Fachgespräch „Nicht nur ein Dach über dem Kopf … Auswege für Frauen in Wohnungslosigkeit“

Am 13. Juni haben wir im Autonomen Frauenzentrum das Fachgespräch „Nicht nur ein Dach über dem Kopf … Auswege für Frauen in Wohnungslosigkeit“ durchgeführt. Vertreter*innen aus Verwaltung, Politik und Trägerschaft haben an dem Gespräch teilgenommen. Wir haben auf die Situation wohnungsloser Frauen in Potsdam geschaut. Häusliche Gewalt, psychische Krankheiten oder ein gewaltbereites Elternhaus sind nur einige Gründe, um in die Wohnungslosigkeit zu geraten.

Leider steigen die Zahlen immer weiter an. Auch die Dunkelziffer von Frauen in Wohnungslosigkeit ist erfahrungsgemäß sehr groß, da viele Frauen in verdeckter Wohnungslosigkeit leben. Zudem gibt es keine Erfassung der Leistungen (Hilfen zur Überwindung in besonderen Schwierigkeiten) nach Geschlecht womit keine Aussagen über den weiblichen Anteil dieser Hilfen getroffen werden können.

Jahre lang wurde der Anteil der betroffenen Frauen auf 10 Prozent geschätzt. Dies hat sich mit der Zeit verändert. In der Notschlafstelle mit 10 Betten ist ein Anstieg von 19,4 Prozent (2018) auf bisher 20,7 Prozent in diesem Jahr zu verzeichnen. Das AWO Wohnprojekt „Junge Wilde“ hat 2018 mit 10,3 Prozent und 2019 mit bisherigen 17,9 Prozent einen deutlichen Anstieg von 7,6 Prozent zu vermerken. Auch das Obdachlosenheim Lerchensteig zeigt laut der Unterbringungsstatistik einen leichten Anstieg von einem Prozent an. Von den bisherigen 108 Aufnahmen (2018: 125) sind 14 Frauen zurzeit dort untergebracht.

Daher hatte das Fachgespräch zum Ziel, nähere Informationen über die Situation von wohnungslosen Frauen anhand der Erfahrungen der Expert*innen in unserer Runde zusammenzutragen. Folgende Frage sollte geklärt werden: „Welche Angebote gibt es bereits für sie und welche zusätzlichen Angebote müssen geschaffen werden?“ Zusätzlich dazu gab es einen Input von Frau Beate Vetter-Gorowic des Berliner Modellprojekts:  „Housing First für Frauen“, welcher einen ersten Einblick in mögliche Angebote für wohnungslose Frauen geben konnte. Der Grundgedanke bei diesem Ansatz ist, dass die eigenen vier Wände für jeden Menschen einen Schutzraum darstellen, welcher ihnen Sicherheit und eine Perspektive gibt. Bei der Vermittlung der Frauen wird darauf geachtet, dass die Wohnungen im gesamten Stadtgebiet verteilt sind und eine Ghettoisierung vermieden wird. Die Hilfe ist bedingungslos, d.h. es werden keine Erwartungen an die Frauen adressiert, die Annahme ist freiwillig und es handelt sich um ein niedrigschwelliges Angebot. Ziel ist es, die Frauen in einer eigenständigen Lebensführung zu unterstützen und zu stärken.

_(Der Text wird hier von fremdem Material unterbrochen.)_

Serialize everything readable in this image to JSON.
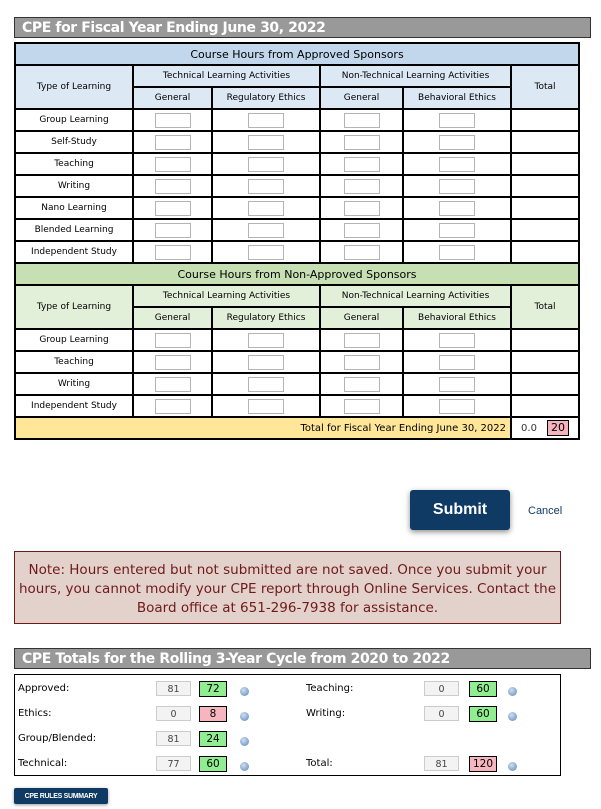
{
  "fiscal": {
    "title": "CPE for Fiscal Year Ending June 30, 2022",
    "approved": {
      "band_label": "Course Hours from Approved Sponsors",
      "type_label": "Type of Learning",
      "technical_label": "Technical Learning Activities",
      "nontechnical_label": "Non-Technical Learning Activities",
      "total_label": "Total",
      "cols": [
        "General",
        "Regulatory Ethics",
        "General",
        "Behavioral Ethics"
      ],
      "rows": [
        {
          "label": "Group Learning",
          "values": [
            "",
            "",
            "",
            ""
          ],
          "total": ""
        },
        {
          "label": "Self-Study",
          "values": [
            "",
            "",
            "",
            ""
          ],
          "total": ""
        },
        {
          "label": "Teaching",
          "values": [
            "",
            "",
            "",
            ""
          ],
          "total": ""
        },
        {
          "label": "Writing",
          "values": [
            "",
            "",
            "",
            ""
          ],
          "total": ""
        },
        {
          "label": "Nano Learning",
          "values": [
            "",
            "",
            "",
            ""
          ],
          "total": ""
        },
        {
          "label": "Blended Learning",
          "values": [
            "",
            "",
            "",
            ""
          ],
          "total": ""
        },
        {
          "label": "Independent Study",
          "values": [
            "",
            "",
            "",
            ""
          ],
          "total": ""
        }
      ]
    },
    "nonapproved": {
      "band_label": "Course Hours from Non-Approved Sponsors",
      "type_label": "Type of Learning",
      "technical_label": "Technical Learning Activities",
      "nontechnical_label": "Non-Technical Learning Activities",
      "total_label": "Total",
      "cols": [
        "General",
        "Regulatory Ethics",
        "General",
        "Behavioral Ethics"
      ],
      "rows": [
        {
          "label": "Group Learning",
          "values": [
            "",
            "",
            "",
            ""
          ],
          "total": ""
        },
        {
          "label": "Teaching",
          "values": [
            "",
            "",
            "",
            ""
          ],
          "total": ""
        },
        {
          "label": "Writing",
          "values": [
            "",
            "",
            "",
            ""
          ],
          "total": ""
        },
        {
          "label": "Independent Study",
          "values": [
            "",
            "",
            "",
            ""
          ],
          "total": ""
        }
      ]
    },
    "total_row": {
      "label": "Total for Fiscal Year Ending June 30, 2022",
      "entered": "0.0",
      "required": "20"
    }
  },
  "actions": {
    "submit_label": "Submit",
    "cancel_label": "Cancel"
  },
  "note": {
    "text": "Note: Hours entered but not submitted are not saved. Once you submit your hours, you cannot modify your CPE report through Online Services. Contact the Board office at 651-296-7938 for assistance."
  },
  "cycle": {
    "title": "CPE Totals for the Rolling 3-Year Cycle from 2020 to 2022",
    "left": [
      {
        "label": "Approved:",
        "current": "81",
        "required": "72",
        "status": "met"
      },
      {
        "label": "Ethics:",
        "current": "0",
        "required": "8",
        "status": "unmet"
      },
      {
        "label": "Group/Blended:",
        "current": "81",
        "required": "24",
        "status": "met"
      },
      {
        "label": "Technical:",
        "current": "77",
        "required": "60",
        "status": "met"
      }
    ],
    "right": [
      {
        "label": "Teaching:",
        "current": "0",
        "required": "60",
        "status": "met"
      },
      {
        "label": "Writing:",
        "current": "0",
        "required": "60",
        "status": "met"
      },
      {
        "label": "Total:",
        "current": "81",
        "required": "120",
        "status": "unmet"
      }
    ]
  },
  "rules_button_label": "CPE RULES SUMMARY",
  "colors": {
    "header_gray": "#999999",
    "approved_band": "#c3d7ec",
    "nonapproved_band": "#c6e0b4",
    "total_band": "#ffe699",
    "met_green": "#90ee90",
    "unmet_pink": "#f7b5c0",
    "button_navy": "#0f3a63",
    "note_bg": "#e3d1cc",
    "note_text": "#6f1a1a"
  }
}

Je klarer das Bild der Bedarfslagen von Frauen in Wohnungslosigkeit beschrieben ist, desto besser können passgenaue Angebote für Frauen in Wohnungslosigkeit entwickelt werden. Wohnungslose Frauen werden sichtbar, wenn es ein passendes Angebot für sie gibt, z.B. Tagestreffs, die Anonymität gewährleisten. Durch den übergeordneten Wunsch der Frauen ihre Wohnungslosigkeit geheim zu halten, werden Angebote wie bspw. Frauen-WG-Plätze ohne vorgeschaltete niedrigschwellige Begleitangebote nicht als passendes Angebot wahrgenommen. Mehr Frauen als zuvor bringen heute psychische Auffälligkeiten mit. Eine derzeitige Lücke im Hilfesystem für diese Frauen sind Angebote mit suchtakzeptierendem Ansatz und die Begleitung bei psychosozialen Problemen. Der Gewaltschutz für Frauen und das Schaffen von sicheren Orten für Frauen in Wohnungslosigkeit muss bei frauen-spezifischen Angeboten stets gewährleistet werden. Die Gruppe der wohnungslosen Frau muss demnach weiter ausdifferenziert werden. Aus den Erfahrungen der Anwesenden wurden folgende „Untergruppen“ herausgearbeitet: Alleinstehende Frauen mit Kindern, Frauen mit psychischen Erkrankungen sowie junge Frauen, die aus Beziehungen fliehen.